If the respondent answerered Yes in the previous question, they were asked if they had been arrested once, 1, or More than once, 2.The possible responses for this variable were 0,1,6,7, and 8. 6=refused, 7= legitimate skip, 8= don't know. Very few respondents actually answered 6,7, or 8 so we decided to only graph the data we were focused on, if the repsondent had been arrested once, 1, or more than once 2. The graph shows that more people responded that they had been arrested more than once, if they had been arrested.

table(addhealth$H4ED2)

##
## 1 2 3 4 5 6 7 8 9 10 11 12 13 98
## 16 383 835 182 327 1702 1012 199 256 59 31 39 72 1

summary(addhealth$H4ED2)

## Min. 1st Qu. Median Mean 3rd Qu. Max.
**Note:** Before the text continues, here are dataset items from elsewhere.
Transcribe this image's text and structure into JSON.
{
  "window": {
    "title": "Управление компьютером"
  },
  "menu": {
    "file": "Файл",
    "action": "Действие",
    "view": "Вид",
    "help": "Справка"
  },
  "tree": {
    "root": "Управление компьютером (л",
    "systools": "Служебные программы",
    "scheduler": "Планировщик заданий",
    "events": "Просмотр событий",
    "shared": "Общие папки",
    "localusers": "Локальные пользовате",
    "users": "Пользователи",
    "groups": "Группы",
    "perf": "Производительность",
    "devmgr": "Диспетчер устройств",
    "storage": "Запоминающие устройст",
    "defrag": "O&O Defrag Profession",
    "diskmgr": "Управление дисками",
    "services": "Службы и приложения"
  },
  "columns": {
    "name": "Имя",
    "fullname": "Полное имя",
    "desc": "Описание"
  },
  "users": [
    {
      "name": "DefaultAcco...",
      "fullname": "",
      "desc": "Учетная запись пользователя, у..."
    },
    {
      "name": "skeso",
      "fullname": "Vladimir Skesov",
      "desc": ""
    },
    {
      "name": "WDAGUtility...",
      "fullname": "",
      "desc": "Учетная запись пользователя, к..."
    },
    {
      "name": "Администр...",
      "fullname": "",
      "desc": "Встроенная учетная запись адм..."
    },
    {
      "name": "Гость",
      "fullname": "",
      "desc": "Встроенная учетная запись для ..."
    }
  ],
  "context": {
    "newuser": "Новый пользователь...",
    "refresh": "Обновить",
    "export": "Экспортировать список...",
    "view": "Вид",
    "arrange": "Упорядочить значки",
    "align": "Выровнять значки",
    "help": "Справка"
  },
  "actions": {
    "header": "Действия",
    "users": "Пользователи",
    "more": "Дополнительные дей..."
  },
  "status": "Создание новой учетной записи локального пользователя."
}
NA's
## 1.000 4.000 6.000 5.724 7.000 98.000 1390

hist(addhealth$H4ED2,
main = "Highest Level of Education",
xlab = "8th Grade - Doctorate",
col = "yellow",
ylim = c(0,2000),
xlim = c(0,12))

summary(addhealth$H4ED2)

## Min. 1st Qu. Median Mean 3rd Qu. Max. NA's
## 1.000 4.000 6.000 5.724 7.000 98.000 1390

This histogram is used to show the Highest Level of Education recieved by the respondent. 1=8th grade or less, 2=some highschool,3=high school graduate 4=some vocational/techinical training after high school, 5=completed voc./tech. training, 6=some college, 7=bachelor's degree, 8=some graduate school, 9=completed a mastser's degree, 10=some grad. training beyond mast., 11= completed doctoral. The histogram is symmetric. The best indicator of spread would be the median in this case. The median is 6, some college.

hist(addhealth$H4OD1Y,
main = "Respondents Date of Birth - Year",
xlab = "Year Born", col = "purple",
ylim = c(0,1000),
xlim = c(1974, 1983))

summary(addhealth$H4OD1Y)

## Min. 1st Qu. Median Mean 3rd Qu. Max. NA's
## 1974 1978 1979 1979 1980 1983 1390

This histogram is showing the year that the respondents were born, therefore their age. I would say it has a symmetric distribution. The average year the respondents were born is 1979. Not many people were born in the early 70s, or early 80s. The mode is 1978.